Être à Gaveau, c'est aussi s'amuser avec la musique. Il chantera un lied de Schubert. Rien que ça. "J'ai même repris ma trompette. J'ai bossé dur." Il peut, ça va être l'air d'Aïda. "C'est le clown qui se fait chier à bien jouer pour que les gens soient contents." Vivaldi aussi sera au programme. "Comme il n'y a plus de saisons, le quatuor interprète les 'Quatre saisons' pendant que je m'amuse avec la planète qui meurt dans mes bras." L'écologie fait partie intégrante de ses spectacles. "On ne peut pas dire que j'ai pris le train en route. Depuis 1979, c'est dans mes spectacles. Je me moque des excès des anti comme des plus pro-écolos." Mon premier vin bio, c'est lui qui me l'a fait goûter, à Bobino. "Là, je vais faire pareil.
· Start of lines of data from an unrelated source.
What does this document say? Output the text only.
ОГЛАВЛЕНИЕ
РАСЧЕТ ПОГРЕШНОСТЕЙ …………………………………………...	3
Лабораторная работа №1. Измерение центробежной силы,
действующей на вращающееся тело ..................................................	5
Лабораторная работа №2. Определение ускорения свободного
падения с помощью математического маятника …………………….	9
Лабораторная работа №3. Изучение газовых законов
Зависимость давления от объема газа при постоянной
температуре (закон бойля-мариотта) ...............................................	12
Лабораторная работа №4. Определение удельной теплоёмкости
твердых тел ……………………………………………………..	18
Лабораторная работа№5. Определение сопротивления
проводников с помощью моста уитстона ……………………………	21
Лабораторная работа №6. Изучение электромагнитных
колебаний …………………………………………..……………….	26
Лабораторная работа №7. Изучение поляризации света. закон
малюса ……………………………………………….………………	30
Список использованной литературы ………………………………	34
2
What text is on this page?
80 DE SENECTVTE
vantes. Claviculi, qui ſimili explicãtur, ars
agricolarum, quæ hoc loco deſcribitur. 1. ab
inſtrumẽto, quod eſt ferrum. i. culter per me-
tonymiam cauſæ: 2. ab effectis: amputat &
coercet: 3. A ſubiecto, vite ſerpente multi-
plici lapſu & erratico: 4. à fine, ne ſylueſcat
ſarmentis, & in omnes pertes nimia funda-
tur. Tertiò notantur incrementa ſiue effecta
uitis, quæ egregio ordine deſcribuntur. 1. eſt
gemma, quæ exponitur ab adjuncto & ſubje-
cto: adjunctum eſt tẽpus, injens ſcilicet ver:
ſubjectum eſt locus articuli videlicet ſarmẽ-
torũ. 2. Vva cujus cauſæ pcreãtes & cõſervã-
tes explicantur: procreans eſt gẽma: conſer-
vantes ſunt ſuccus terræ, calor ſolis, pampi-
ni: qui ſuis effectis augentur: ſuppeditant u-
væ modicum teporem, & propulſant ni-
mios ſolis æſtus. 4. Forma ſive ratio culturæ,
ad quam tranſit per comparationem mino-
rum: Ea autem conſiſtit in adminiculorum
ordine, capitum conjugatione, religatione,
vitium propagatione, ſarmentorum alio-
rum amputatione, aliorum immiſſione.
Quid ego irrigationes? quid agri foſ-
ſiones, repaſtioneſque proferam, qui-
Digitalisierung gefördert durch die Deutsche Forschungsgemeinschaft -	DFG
Après le spectacle, on se retrouve tous autour d'un verre de vin bio du Ventou." Marc Jolivet aime aller à la rencontre de son public, avoir de véritables échanges qui ne passent que par la parole vivante. "C'est de la communication directe, ce que ne sera jamais Internet." Il a un projet qui lui tient à cœur, "Rire pour la planète", une association qu'il a fondée avec Luc Besson. "On va faire des galas, des DVD, des BD... Les fonds iront aux écoles, aux collèges, pour faire de l'éducation écologique. Ce sont les jeunes qui m'intéressent. Ils sont l'avenir. On veut montrer que l'écologie, c'est joyeux. Et, puisque rire est bon pour la santé, le rire est forcément bon pour la planète." À l'entracte, il y aura un espace pour l'association. La grande préoccupation étant le réchauffement de la planète qui menace les ours blancs. Marc Jolivet en a sauvé un. Et il est dit que celui-ci ne va pas passer inaperçu.

Salut l'artiste

On va garder un peu de surprise et ne pas dévoiler le riche programme. "La salle m'a inspiré." Marc est toujours en réflexion, écoutant, flairant, regardant. "Tu sais dans cette salle quand les rires arrivent, tu es dedans. Finalement entre une grande salle et celle-ci, je préfère Gaveau. Tu es proche du public, des gens. Il y aura des places à 15 euros et un tarif famille. Je ne fais pas ça par démagogie, ni pour le fric, mais parce que ça m'amuse." Il pourrait se produire dans les plus grandes salles, prendre la recette et rentrer chez lui. Mais ce n'est pas ce qui le fait avancer dans la vie. "Je suis venu sur Terre pour réaliser mes rêves. Et plus tu rêves moins tu crèves."